Ted Cruz was the final holdout. Cruz supporters smugly pronounced he would never endorse Trump after the vicious attacks aimed at his family. He drove the non-endorsement message home with his speech at the GOP convention, imploring people to “vote their conscience.” He was booed off the stage by Trump delegates,  but was cheered by his faithful supporters.Cruz broke many hearts when he officially endorsed Donald Trump in a Facebook post on September 23.

For all three, the political landscape was more concerning to them than principles. Perry, likely to give a presidential run one more shot, wanted to remain within the good graces of the party, as did Rubio who is running for re-election this year.And yes, Ted Cruz: He didn’t want to face a potential primary challenger in 2018.

Conservatives also have had to deal with institutions apparently abandoning their principles in favor of political expediency. The Susan B. Anthony List is one of the most prominent pro-life organizations in the country. Before the Iowa caucuses, they issued a press release entitled, ‘Pro-Life Women Sound The Alarm: Donald Trump is Unacceptable.’ The release stated unequivocally, “Mr. Trump cannot be trusted” on the issue of defending unborn children.


Trump is all over the map on abortion and at one point expressed five differing viewpoints on abortion in three days. Their rejection of Trump changed in May, when Marjorie Dannenfelser, the President of SBA List wrote an op-ed entitled, “The Pro-Life Case for Trump.” It was a stunning reversal and one that left many longtime supporters and donors angry as well as wondering, “Are these groups devoted to a cause or to the party and deep pocket donors who back them?”

Another painful reality conservatives are forced to deal with is the realization that party leadership is about the party and nothing else. Critics point to Reince Priebus and his willingness to bend over backward for Donald Trump in the summer of 2015 when Trump was making veiled threats to run as a third-party candidate if the GOP was not “fair” to him. This led to the creation of the GOP pledge in September of 2015 for candidates to support the eventual nominee. Trump disavowed the pledge in March of 2016 only to then cite it in July when demanding other nominees support him. Reince Priebus played right into this, issuing a threat on September 18th to John Kasich, Jeb Bush and Ted Cruz that there would be consequences for not supporting Trump.
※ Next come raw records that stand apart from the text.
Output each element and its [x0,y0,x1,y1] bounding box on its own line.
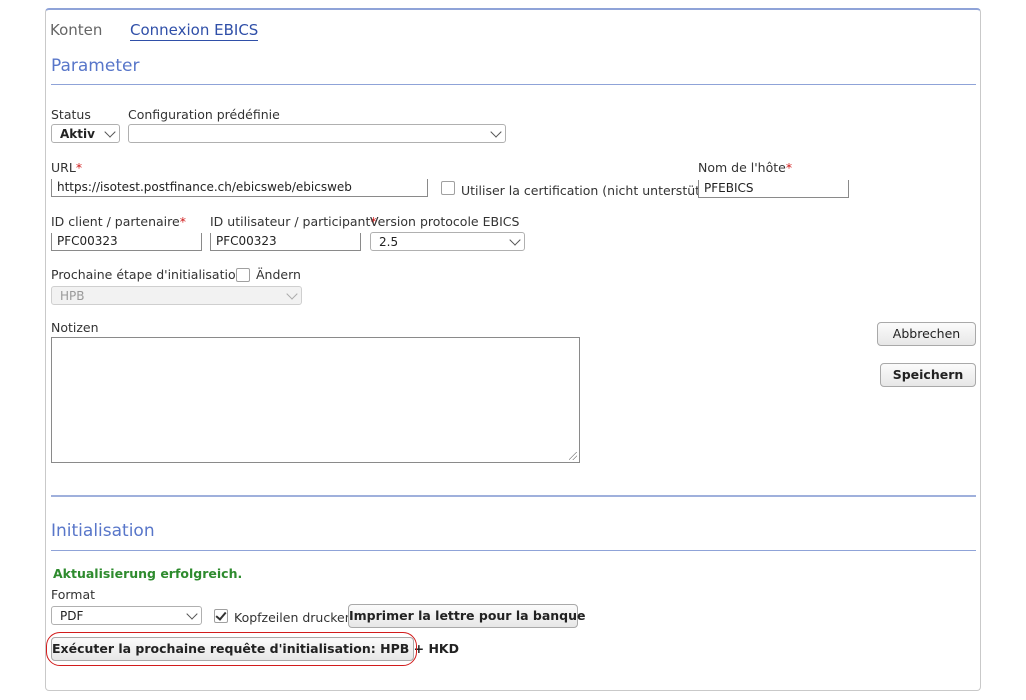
initialisation-section-title: Initialisation [51,521,155,541]
tab-connexion-ebics[interactable]: Connexion EBICS [130,21,259,41]
config-select[interactable] [128,124,506,143]
chevron-down-icon [286,288,298,300]
format-label: Format [51,587,96,602]
change-checkbox[interactable] [236,268,250,282]
host-field[interactable]: PFEBICS [698,180,849,198]
certification-checkbox[interactable] [441,181,455,195]
config-label: Configuration prédéfinie [128,107,280,122]
next-step-value: HPB [60,289,85,303]
format-value: PDF [60,609,84,623]
next-step-select: HPB [51,286,302,305]
initialisation-divider [51,550,976,551]
client-id-field[interactable]: PFC00323 [51,233,202,251]
tab-konten[interactable]: Konten [50,21,102,39]
resize-handle-icon[interactable] [569,452,577,460]
next-step-label: Prochaine étape d'initialisation [51,267,244,282]
protocol-value: 2.5 [379,235,399,249]
cancel-button[interactable]: Abbrechen [877,322,976,346]
protocol-select[interactable]: 2.5 [370,232,525,251]
chevron-down-icon [186,608,198,620]
chevron-down-icon [509,234,521,246]
parameter-section-title: Parameter [51,56,140,76]
status-select[interactable]: Aktiv [51,124,120,143]
highlight-outline [46,632,417,666]
save-button[interactable]: Speichern [880,363,976,387]
format-select[interactable]: PDF [51,606,202,625]
status-label: Status [51,107,91,122]
chevron-down-icon [490,126,502,138]
print-letter-button[interactable]: Imprimer la lettre pour la banque [348,604,586,628]
headers-checkbox[interactable] [214,609,228,623]
url-label: URL* [51,160,83,175]
host-label: Nom de l'hôte* [698,160,793,175]
headers-label: Kopfzeilen drucken [234,610,353,625]
url-field[interactable]: https://isotest.postfinance.ch/ebicsweb/… [51,179,428,197]
chevron-down-icon [104,126,116,138]
user-id-label: ID utilisateur / participant* [210,214,377,229]
certification-label: Utiliser la certification (nicht unterst… [461,183,717,198]
parameter-divider [51,84,976,85]
notes-textarea[interactable] [51,337,580,463]
notes-label: Notizen [51,320,99,335]
change-label: Ändern [256,267,301,282]
success-message: Aktualisierung erfolgreich. [53,566,243,581]
protocol-label: Version protocole EBICS [370,214,520,229]
status-value: Aktiv [60,127,95,141]
section-divider [51,495,976,497]
user-id-field[interactable]: PFC00323 [210,233,361,251]
client-id-label: ID client / partenaire* [51,214,186,229]
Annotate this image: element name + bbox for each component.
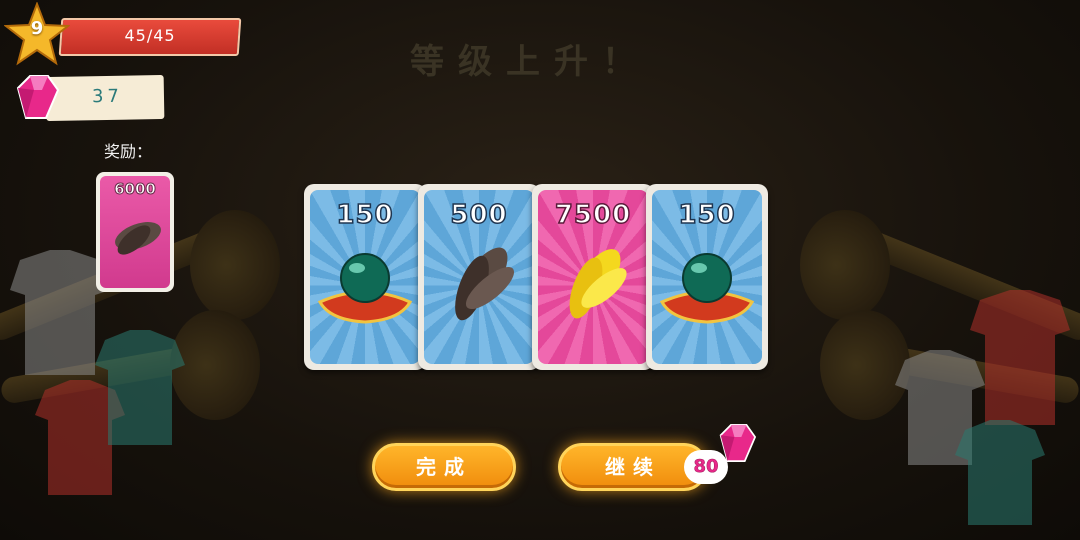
- reward-card-2[interactable]: 500: [418, 184, 540, 370]
- reward-label: 奖励：: [104, 142, 153, 161]
- card-value: 7500: [554, 199, 632, 231]
- card-value: 150: [336, 199, 394, 231]
- green-orb-on-cushion-icon: [317, 253, 413, 324]
- golden-feather-icon: [569, 249, 627, 319]
- level-number: 9: [30, 18, 44, 39]
- reward-card-1[interactable]: 150: [304, 184, 426, 370]
- reward-card-3[interactable]: 7500: [532, 184, 654, 370]
- gem-count: 37: [91, 85, 124, 108]
- green-orb-on-cushion-icon: [659, 253, 755, 324]
- xp-bar: 45/45: [58, 18, 242, 56]
- card-value: 500: [450, 199, 508, 231]
- dark-feather-icon: [455, 247, 515, 321]
- reward-value: 6000: [114, 180, 157, 199]
- pink-gem-icon: [719, 424, 757, 462]
- page-title: 等级上升！: [410, 42, 650, 82]
- card-value: 150: [678, 199, 736, 231]
- reward-card-4[interactable]: 150: [646, 184, 768, 370]
- xp-text: 45/45: [124, 26, 176, 45]
- dark-feather-icon: [115, 222, 161, 255]
- done-button[interactable]: 完成: [372, 443, 516, 491]
- reward-card: 6000: [96, 172, 174, 292]
- pink-gem-icon: [16, 75, 60, 119]
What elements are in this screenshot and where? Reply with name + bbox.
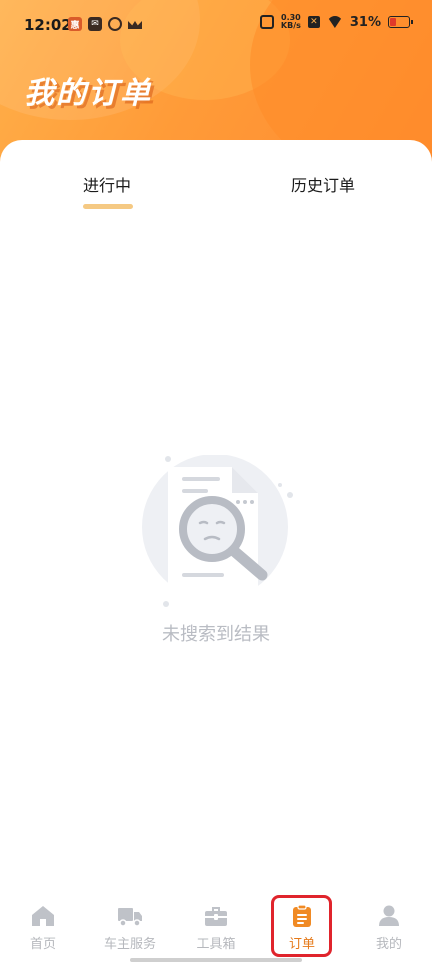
app-notification-icon: 惠 bbox=[68, 17, 82, 31]
nav-home-label: 首页 bbox=[29, 937, 56, 952]
document-search-icon bbox=[142, 455, 293, 607]
network-speed-unit: KB/s bbox=[280, 21, 301, 30]
profile-icon bbox=[379, 905, 399, 926]
nav-owner-service-label: 车主服务 bbox=[103, 937, 156, 952]
crown-notification-icon bbox=[128, 17, 142, 29]
nav-toolbox-label: 工具箱 bbox=[196, 937, 236, 952]
illustration-dot bbox=[287, 492, 293, 498]
status-bar: 12:02 惠 ✉ 0.30 KB/s ✕ 31% bbox=[0, 0, 432, 50]
status-time: 12:02 bbox=[24, 16, 72, 34]
nav-owner-service[interactable]: 车主服务 bbox=[90, 892, 170, 952]
home-icon bbox=[32, 906, 54, 926]
document-dot bbox=[250, 500, 254, 504]
document-line bbox=[182, 477, 220, 481]
page-title: 我的订单 bbox=[24, 76, 152, 111]
empty-state-message: 未搜索到结果 bbox=[162, 624, 270, 645]
illustration-dot bbox=[165, 456, 171, 462]
no-sim-icon: ✕ bbox=[307, 16, 320, 28]
active-tab-indicator bbox=[83, 204, 133, 209]
battery-icon bbox=[388, 16, 413, 28]
nav-home[interactable]: 首页 bbox=[3, 892, 83, 952]
truck-icon bbox=[118, 908, 142, 927]
order-screen: 12:02 惠 ✉ 0.30 KB/s ✕ 31% 我的订单 进行中 历史订单 bbox=[0, 0, 432, 964]
document-line bbox=[182, 573, 224, 577]
nav-toolbox[interactable]: 工具箱 bbox=[176, 892, 256, 952]
wifi-icon bbox=[327, 16, 343, 28]
illustration-dot bbox=[163, 601, 169, 607]
home-indicator[interactable] bbox=[130, 958, 302, 962]
system-icons: 0.30 KB/s ✕ 31% bbox=[259, 14, 413, 30]
document-line bbox=[182, 489, 208, 493]
message-notification-icon: ✉ bbox=[88, 17, 102, 31]
bottom-nav: 首页 车主服务 工具箱 订单 我的 bbox=[0, 892, 432, 964]
sad-face-eye bbox=[198, 520, 209, 525]
sad-face-eye bbox=[215, 520, 226, 525]
network-speed: 0.30 KB/s bbox=[281, 14, 301, 30]
nav-profile-label: 我的 bbox=[375, 937, 402, 952]
nav-profile[interactable]: 我的 bbox=[349, 892, 429, 952]
sync-notification-icon bbox=[108, 17, 122, 31]
document-dot bbox=[236, 500, 240, 504]
order-tabs: 进行中 历史订单 bbox=[0, 172, 432, 212]
notification-icons: 惠 ✉ bbox=[68, 17, 142, 31]
battery-percent: 31% bbox=[349, 14, 381, 30]
highlight-box bbox=[271, 895, 332, 957]
tab-history-orders[interactable]: 历史订单 bbox=[291, 172, 355, 196]
vibrate-icon bbox=[259, 15, 274, 29]
document-dot bbox=[243, 500, 247, 504]
magnifier-lens bbox=[179, 496, 245, 562]
tab-in-progress[interactable]: 进行中 bbox=[83, 172, 131, 196]
battery-fill bbox=[390, 18, 397, 26]
toolbox-icon bbox=[205, 907, 227, 926]
illustration-dot bbox=[278, 483, 282, 487]
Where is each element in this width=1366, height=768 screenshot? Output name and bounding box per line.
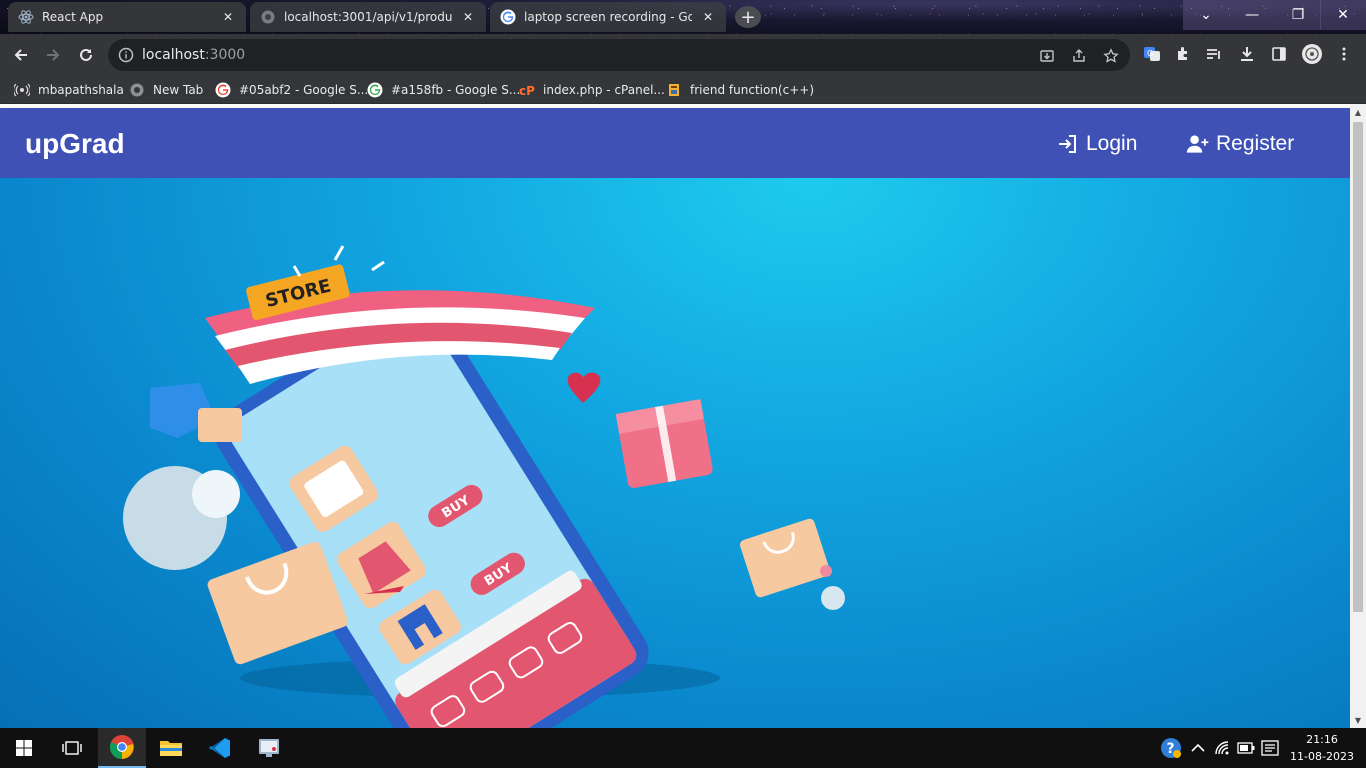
help-icon[interactable]: ? [1160, 737, 1182, 759]
login-link[interactable]: Login [1056, 132, 1137, 156]
react-icon [18, 9, 34, 25]
vscode-icon[interactable] [196, 728, 244, 768]
login-label: Login [1086, 132, 1138, 155]
back-arrow-icon[interactable] [8, 42, 34, 68]
language-icon[interactable] [1260, 738, 1280, 758]
page-viewport: upGrad Login Register BUY BUY STORE ▲ ▼ [0, 104, 1366, 728]
bookmark-cpanel[interactable]: cP index.php - cPanel... [519, 82, 665, 98]
battery-icon[interactable] [1236, 738, 1256, 758]
chevron-down-icon[interactable]: ⌄ [1183, 0, 1229, 30]
tab-title: React App [42, 10, 104, 24]
register-link[interactable]: Register [1186, 132, 1294, 156]
cpanel-icon: cP [519, 82, 535, 98]
star-icon[interactable] [1102, 47, 1120, 65]
svg-text:G: G [1147, 49, 1153, 58]
close-icon[interactable]: ✕ [700, 9, 716, 25]
chrome-icon[interactable] [98, 728, 146, 768]
tab-api-products[interactable]: localhost:3001/api/v1/products ✕ [250, 2, 486, 32]
globe-icon [129, 82, 145, 98]
install-app-icon[interactable] [1038, 47, 1056, 65]
task-view-icon[interactable] [48, 728, 96, 768]
bookmark-label: index.php - cPanel... [543, 83, 665, 97]
brand-logo-text[interactable]: upGrad [25, 128, 125, 160]
tab-google-search[interactable]: laptop screen recording - Google ✕ [490, 2, 726, 32]
store-phone-illustration: BUY BUY STORE [123, 245, 845, 728]
windows-taskbar: ? 21:16 11-08-2023 [0, 728, 1366, 768]
add-user-icon [1186, 132, 1210, 156]
google-icon [215, 82, 231, 98]
bookmark-friend-function[interactable]: friend function(c++) [666, 82, 814, 98]
download-icon[interactable] [1237, 44, 1257, 64]
clock-date: 11-08-2023 [1290, 750, 1354, 763]
globe-icon [260, 9, 276, 25]
translate-icon[interactable]: G [1142, 44, 1162, 64]
tab-title: laptop screen recording - Google [524, 10, 692, 24]
plus-icon[interactable]: + [735, 6, 761, 28]
screen: React App ✕ localhost:3001/api/v1/produc… [0, 0, 1366, 768]
close-icon[interactable]: ✕ [220, 9, 236, 25]
address-bar[interactable]: localhost:3000 [108, 39, 1130, 71]
scrollbar-thumb[interactable] [1353, 122, 1363, 612]
bookmarks-bar: mbapathshala New Tab #05abf2 - Google S.… [0, 76, 1366, 104]
reload-icon[interactable] [73, 42, 99, 68]
bookmark-label: New Tab [153, 83, 204, 97]
bookmark-mbapathshala[interactable]: mbapathshala [14, 82, 124, 98]
bookmark-label: #05abf2 - Google S... [239, 83, 369, 97]
forward-arrow-icon[interactable] [40, 42, 66, 68]
minimize-icon[interactable]: — [1229, 0, 1275, 30]
side-panel-icon[interactable] [1269, 44, 1289, 64]
tab-title: localhost:3001/api/v1/products [284, 10, 452, 24]
page-scrollbar[interactable]: ▲ ▼ [1350, 104, 1366, 728]
scroll-up-arrow-icon[interactable]: ▲ [1350, 104, 1366, 120]
close-icon[interactable]: ✕ [1320, 0, 1366, 30]
share-icon[interactable] [1070, 47, 1088, 65]
extensions-icon[interactable] [1174, 44, 1194, 64]
url-text: localhost:3000 [142, 47, 245, 63]
bookmark-label: mbapathshala [38, 83, 124, 97]
app-bar: upGrad Login Register [0, 108, 1350, 178]
file-explorer-icon[interactable] [147, 728, 195, 768]
remote-desktop-icon[interactable] [245, 728, 293, 768]
browser-tab-strip: React App ✕ localhost:3001/api/v1/produc… [0, 0, 1366, 34]
bookmark-new-tab[interactable]: New Tab [129, 82, 203, 98]
wifi-icon[interactable] [1213, 738, 1233, 758]
bookmark-05abf2[interactable]: #05abf2 - Google S... [215, 82, 368, 98]
tab-react-app[interactable]: React App ✕ [8, 2, 246, 32]
bookmark-label: #a158fb - Google S... [391, 83, 521, 97]
scroll-down-arrow-icon[interactable]: ▼ [1350, 712, 1366, 728]
profile-avatar-icon[interactable] [1301, 43, 1323, 65]
svg-text:cP: cP [519, 84, 535, 98]
url-host: localhost [142, 47, 205, 63]
close-icon[interactable]: ✕ [460, 9, 476, 25]
google-icon [500, 9, 516, 25]
info-icon[interactable] [118, 47, 134, 63]
login-icon [1056, 132, 1080, 156]
bookmark-label: friend function(c++) [690, 83, 815, 97]
register-label: Register [1216, 132, 1295, 155]
windows-start-icon[interactable] [0, 728, 48, 768]
browser-toolbar: localhost:3000 G [0, 34, 1366, 76]
book-icon [666, 82, 682, 98]
system-clock[interactable]: 21:16 11-08-2023 [1290, 731, 1354, 765]
bookmark-a158fb[interactable]: #a158fb - Google S... [367, 82, 520, 98]
hero-banner: BUY BUY STORE [0, 178, 1350, 728]
kebab-menu-icon[interactable] [1334, 44, 1354, 64]
google-icon [367, 82, 383, 98]
chevron-up-icon[interactable] [1188, 738, 1208, 758]
clock-time: 21:16 [1306, 733, 1338, 746]
podcast-icon [14, 82, 30, 98]
url-port: :3000 [204, 47, 246, 63]
restore-icon[interactable]: ❐ [1275, 0, 1321, 30]
reading-list-icon[interactable] [1204, 44, 1224, 64]
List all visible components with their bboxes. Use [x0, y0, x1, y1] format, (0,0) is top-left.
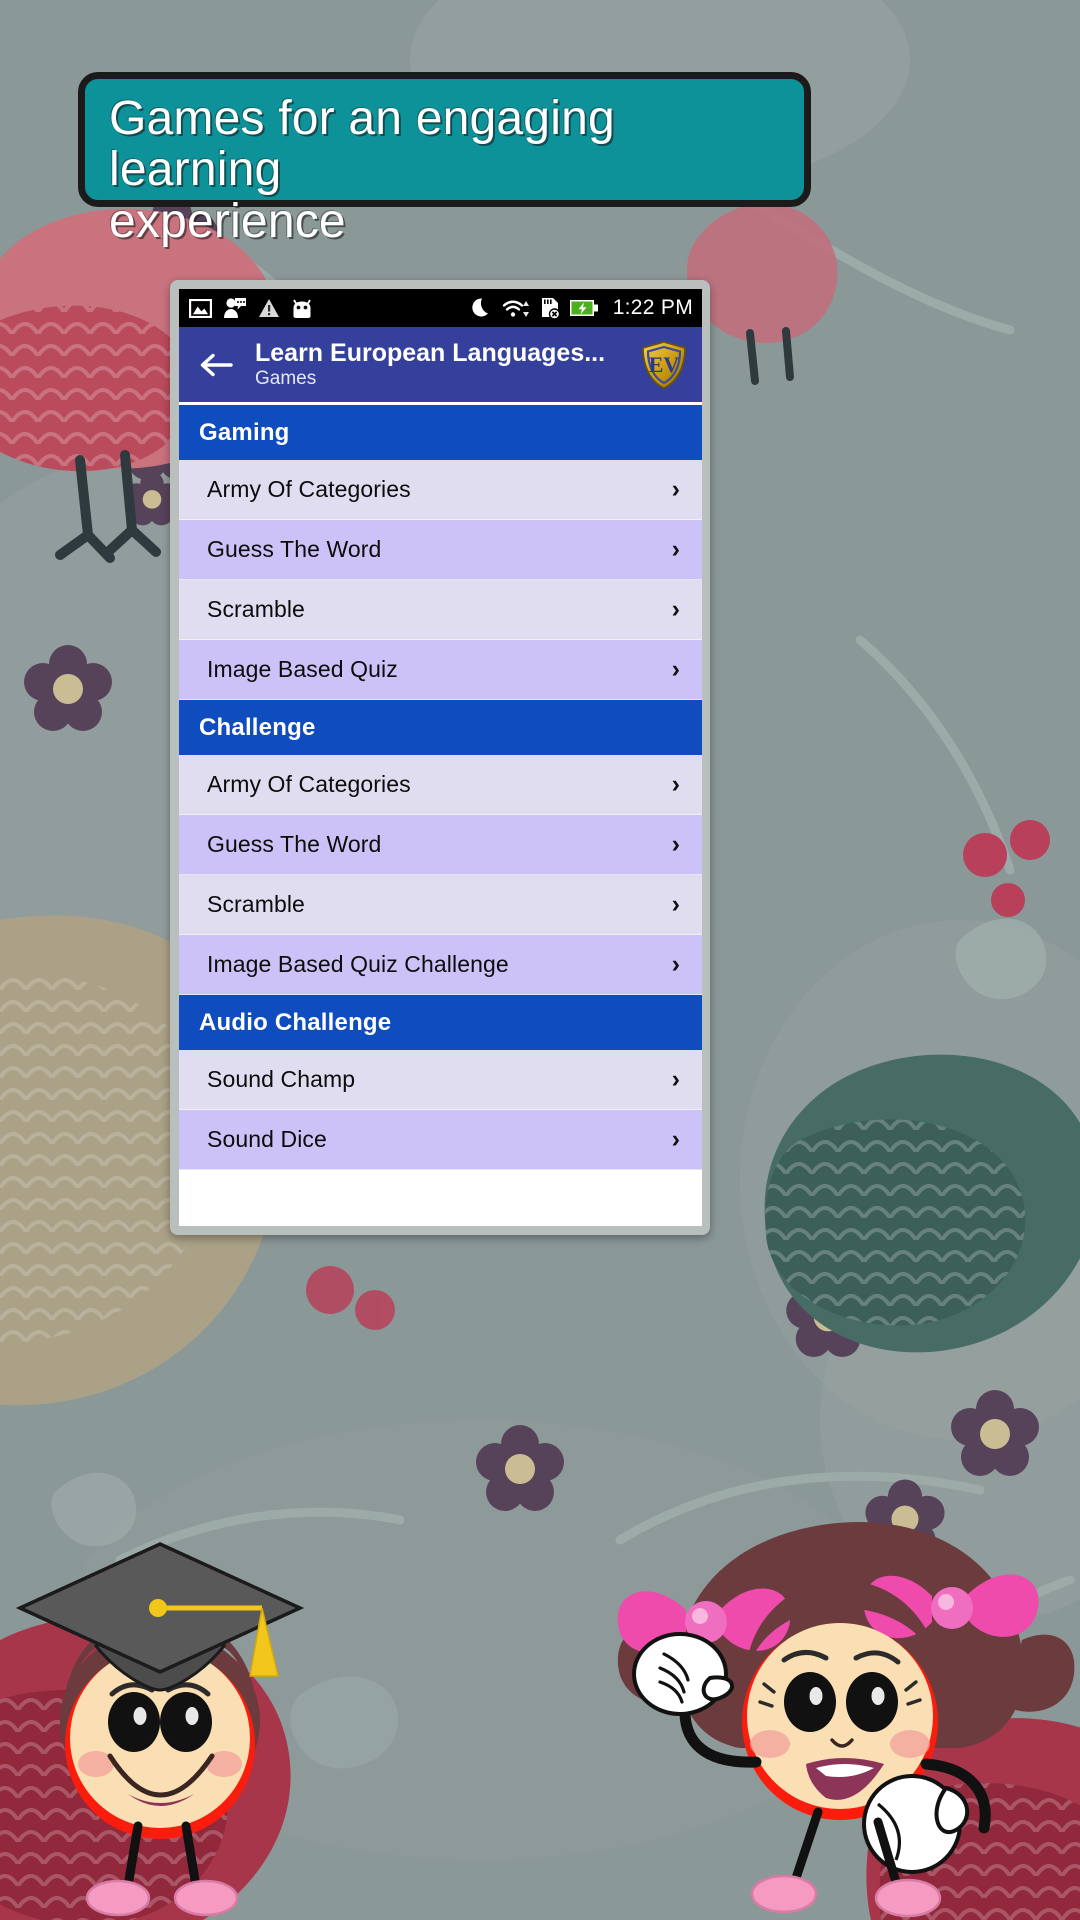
back-button[interactable] — [193, 351, 239, 379]
status-bar-left-icons — [189, 297, 313, 319]
battery-charging-icon — [569, 298, 599, 318]
list-item-label: Sound Dice — [207, 1126, 327, 1152]
promo-banner: Games for an engaging learning experienc… — [78, 72, 811, 247]
list-item[interactable]: Guess The Word › — [179, 815, 702, 875]
list-item[interactable]: Army Of Categories › — [179, 460, 702, 520]
section-header: Audio Challenge — [179, 995, 702, 1050]
status-bar: 1:22 PM — [179, 289, 702, 327]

Cruz endorsed Trump five days later.

The harshest reality Republicans and conservatives have to come to grips with is understanding why Democrats continually beat them in national elections. As a party, Democrats put winning above everything else. Conservatives can either accept the reality of the political expediency they’ve been blinded to and accept it or continue to feel “betrayed,” nominating candidates with little chance of winning only to see the leaders and institutions they look up to, get in line to support the nominee.


If nothing else, at least 2016 has opened our eyes a little. At least it’s shedding some light.